Without state intervention, the risk is that Evergrande enters a downward spiral. The developer said in its statement on Tuesday that property sales will drop in the normally buoyant month of September because of waning confidence among homebuyers, who often need to give the company large down payments for properties that may take years to complete.
Evergrande said it had made “no material progress” on plans to sell stakes in its electric-car and property services units, adding that the planned disposal of its Hong Kong headquarters hadn’t been completed as expected. Asset sales had been one of the most important pillars of Evergrande’s plan to escape its cash crunch.
Shares of Evergrande fell as much as 10 per cent on Tuesday morning in Hong Kong, and have lost about 80 per cent this year. Its electric-vehicle unit tumbled as much as 20 per cent.

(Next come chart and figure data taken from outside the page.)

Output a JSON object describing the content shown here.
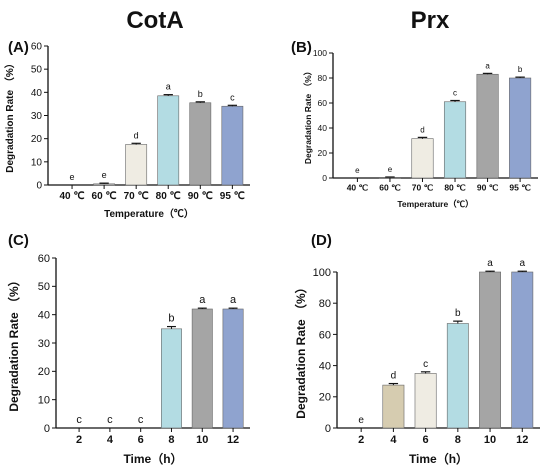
{
  "titles": {
    "left": "CotA",
    "right": "Prx"
  },
  "chart_data": [
    {
      "panel": "(A)",
      "type": "bar",
      "categories": [
        "40 ℃",
        "60 ℃",
        "70 ℃",
        "80 ℃",
        "90 ℃",
        "95 ℃"
      ],
      "values": [
        0,
        0.5,
        17.5,
        38.5,
        35.5,
        34
      ],
      "errors": [
        0,
        0.3,
        0.5,
        0.5,
        0.4,
        0.4
      ],
      "letters": [
        "e",
        "e",
        "d",
        "a",
        "b",
        "c"
      ],
      "colors": [
        "#ffffff",
        "#cccccc",
        "#efece3",
        "#b3dce3",
        "#a5a5a5",
        "#8fa3cf"
      ],
      "xlabel": "Temperature（℃）",
      "ylabel": "Degradation Rate （%）",
      "ylim": [
        0,
        60
      ],
      "yticks": [
        0,
        10,
        20,
        30,
        40,
        50,
        60
      ]
    },
    {
      "panel": "(B)",
      "type": "bar",
      "categories": [
        "40 ℃",
        "60 ℃",
        "70 ℃",
        "80 ℃",
        "90 ℃",
        "95 ℃"
      ],
      "values": [
        0,
        0.5,
        31.5,
        61,
        83,
        80
      ],
      "errors": [
        0,
        0.3,
        1,
        1,
        0.7,
        0.7
      ],
      "letters": [
        "e",
        "e",
        "d",
        "c",
        "a",
        "b"
      ],
      "colors": [
        "#ffffff",
        "#cccccc",
        "#efece3",
        "#b3dce3",
        "#a5a5a5",
        "#8fa3cf"
      ],
      "xlabel": "Temperature（℃）",
      "ylabel": "Degradation Rate （%）",
      "ylim": [
        0,
        100
      ],
      "yticks": [
        0,
        20,
        40,
        60,
        80,
        100
      ]
    },
    {
      "panel": "(C)",
      "type": "bar",
      "categories": [
        "2",
        "4",
        "6",
        "8",
        "10",
        "12"
      ],
      "values": [
        0,
        0,
        0,
        35,
        42,
        42
      ],
      "errors": [
        0,
        0,
        0,
        0.8,
        0.3,
        0.3
      ],
      "letters": [
        "c",
        "c",
        "c",
        "b",
        "a",
        "a"
      ],
      "colors": [
        "#ffffff",
        "#ffffff",
        "#ffffff",
        "#b3dce3",
        "#a5a5a5",
        "#8fa3cf"
      ],
      "xlabel": "Time（h）",
      "ylabel": "Degradation Rate （%）",
      "ylim": [
        0,
        60
      ],
      "yticks": [
        0,
        10,
        20,
        30,
        40,
        50,
        60
      ]
    },
    {
      "panel": "(D)",
      "type": "bar",
      "categories": [
        "2",
        "4",
        "6",
        "8",
        "10",
        "12"
      ],
      "values": [
        0,
        27.5,
        35,
        67,
        100,
        100
      ],
      "errors": [
        0,
        1,
        1,
        1.5,
        0.5,
        0.5
      ],
      "letters": [
        "e",
        "d",
        "c",
        "b",
        "a",
        "a"
      ],
      "colors": [
        "#ffffff",
        "#d6ccb0",
        "#efece3",
        "#b3dce3",
        "#a5a5a5",
        "#8fa3cf"
      ],
      "xlabel": "Time（h）",
      "ylabel": "Degradation Rate （%）",
      "ylim": [
        0,
        100
      ],
      "yticks": [
        0,
        20,
        40,
        60,
        80,
        100
      ]
    }
  ]
}
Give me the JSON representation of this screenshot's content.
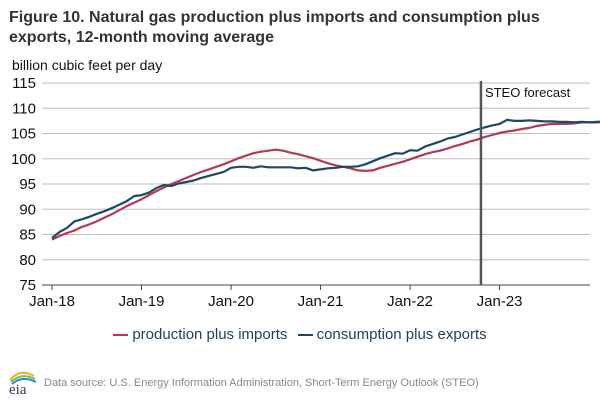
{
  "chart_data": {
    "type": "line",
    "title": "Figure 10. Natural gas production plus imports and consumption plus exports, 12-month moving average",
    "ylabel": "billion cubic feet per day",
    "xlabel": "",
    "ylim": [
      75,
      115
    ],
    "yticks": [
      "75",
      "80",
      "85",
      "90",
      "95",
      "100",
      "105",
      "110",
      "115"
    ],
    "xticks": [
      "Jan-18",
      "Jan-19",
      "Jan-20",
      "Jan-21",
      "Jan-22",
      "Jan-23"
    ],
    "grid": true,
    "forecast_label": "STEO forecast",
    "forecast_start_month_index": 57.5,
    "legend_position": "bottom",
    "series": [
      {
        "name": "production plus imports",
        "color": "#b5394f",
        "values": [
          84.0,
          84.7,
          85.3,
          85.8,
          86.5,
          87.0,
          87.6,
          88.3,
          89.0,
          89.8,
          90.6,
          91.3,
          92.0,
          92.8,
          93.6,
          94.3,
          95.0,
          95.6,
          96.2,
          96.8,
          97.4,
          97.9,
          98.4,
          98.9,
          99.5,
          100.1,
          100.6,
          101.1,
          101.4,
          101.6,
          101.8,
          101.6,
          101.2,
          100.9,
          100.5,
          100.1,
          99.6,
          99.1,
          98.7,
          98.4,
          98.1,
          97.7,
          97.6,
          97.7,
          98.2,
          98.6,
          99.0,
          99.4,
          99.9,
          100.4,
          100.9,
          101.3,
          101.6,
          102.0,
          102.5,
          102.9,
          103.4,
          103.8,
          104.3,
          104.7,
          105.1,
          105.4,
          105.6,
          105.9,
          106.1,
          106.5,
          106.7,
          106.9,
          106.9,
          106.9,
          107.0,
          107.2,
          107.2,
          107.2,
          107.3,
          107.3
        ]
      },
      {
        "name": "consumption plus exports",
        "color": "#1b4a63",
        "values": [
          84.3,
          85.5,
          86.3,
          87.6,
          88.0,
          88.5,
          89.1,
          89.6,
          90.2,
          90.9,
          91.6,
          92.6,
          92.8,
          93.3,
          94.2,
          94.8,
          94.6,
          95.1,
          95.4,
          95.7,
          96.2,
          96.6,
          97.0,
          97.4,
          98.2,
          98.4,
          98.4,
          98.2,
          98.5,
          98.3,
          98.3,
          98.3,
          98.3,
          98.1,
          98.2,
          97.7,
          97.9,
          98.1,
          98.2,
          98.4,
          98.4,
          98.5,
          98.9,
          99.5,
          100.1,
          100.6,
          101.1,
          101.0,
          101.7,
          101.6,
          102.4,
          102.9,
          103.4,
          104.0,
          104.3,
          104.8,
          105.3,
          105.8,
          106.2,
          106.6,
          106.9,
          107.7,
          107.5,
          107.5,
          107.6,
          107.5,
          107.4,
          107.4,
          107.3,
          107.3,
          107.2,
          107.3,
          107.2,
          107.3,
          107.4,
          107.4
        ]
      }
    ]
  },
  "legend": {
    "item1": "production plus imports",
    "item2": "consumption plus exports"
  },
  "footer": {
    "source": "Data source: U.S. Energy Information Administration, Short-Term Energy Outlook (STEO)",
    "logo_text": "eia"
  }
}
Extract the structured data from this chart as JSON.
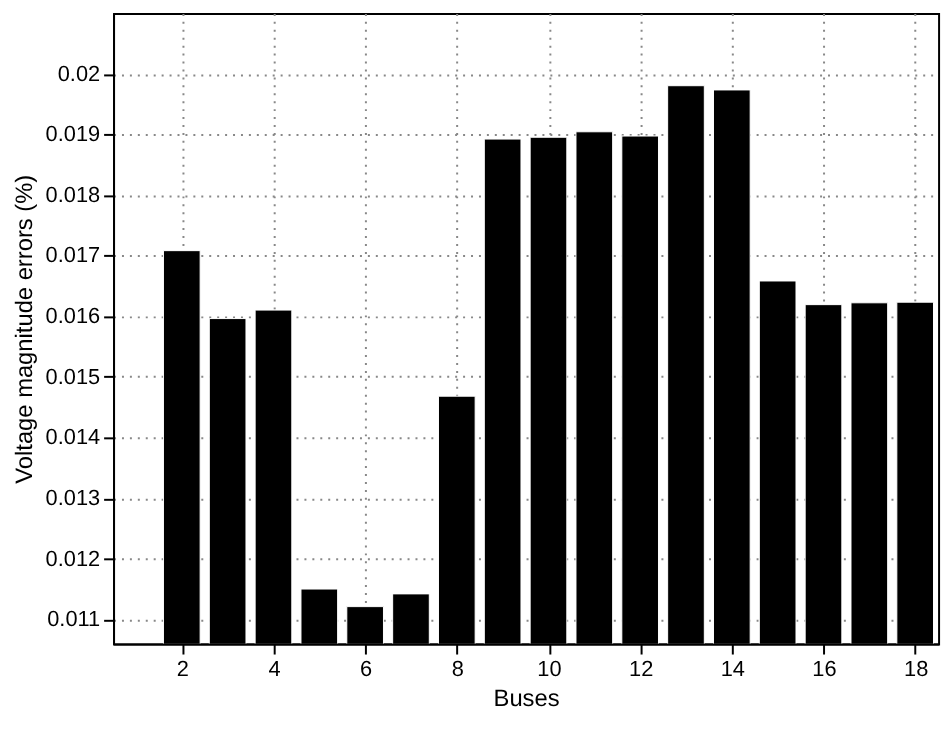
{
  "chart_data": {
    "type": "bar",
    "xlabel": "Buses",
    "ylabel": "Voltage magnitude errors (%)",
    "x": [
      2,
      3,
      4,
      5,
      6,
      7,
      8,
      9,
      10,
      11,
      12,
      13,
      14,
      15,
      16,
      17,
      18
    ],
    "series": [
      {
        "color": "#000000",
        "values": [
          0.01708,
          0.01596,
          0.0161,
          0.0115,
          0.01121,
          0.01142,
          0.01468,
          0.01892,
          0.01895,
          0.01904,
          0.01897,
          0.0198,
          0.01973,
          0.01658,
          0.01619,
          0.01622,
          0.01623
        ]
      }
    ],
    "xlim": [
      0.5,
      18.5
    ],
    "xticks": [
      2,
      4,
      6,
      8,
      10,
      12,
      14,
      16,
      18
    ],
    "ylim": [
      0.0106,
      0.021
    ],
    "yticks": [
      0.011,
      0.012,
      0.013,
      0.014,
      0.015,
      0.016,
      0.017,
      0.018,
      0.019,
      0.02
    ],
    "grid": true
  }
}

Evergrande’s 8.25 per cent dollar bond due 2022 dropped 4.8 cents to 27.7 cents, according to Bloomberg-compiled prices.
The company’s liquidity problems have escalated in recent days after several of its subsidiaries failed to repay wealth management products, a key source of short-term funding for Evergrande and other developers. A backlash against the company’s plan to extend payment deadlines on the products has triggered protests at Evergrande’s Shenzhen headquarters and at other offices across China.
Evergrande, which denied rumours late Monday that it would file for bankruptcy, hired Houlihan Lokey and Admiralty Harbour Capital as joint financial advisers to assess the firm’s capital structure. Houlihan Lokey has one of the largest financial restructuring operations globally, having advised on some 1,400 cases with more than $US3 trillion in debt claims since 1988, according to its website. Its largest case by assets was Lehman Brothers.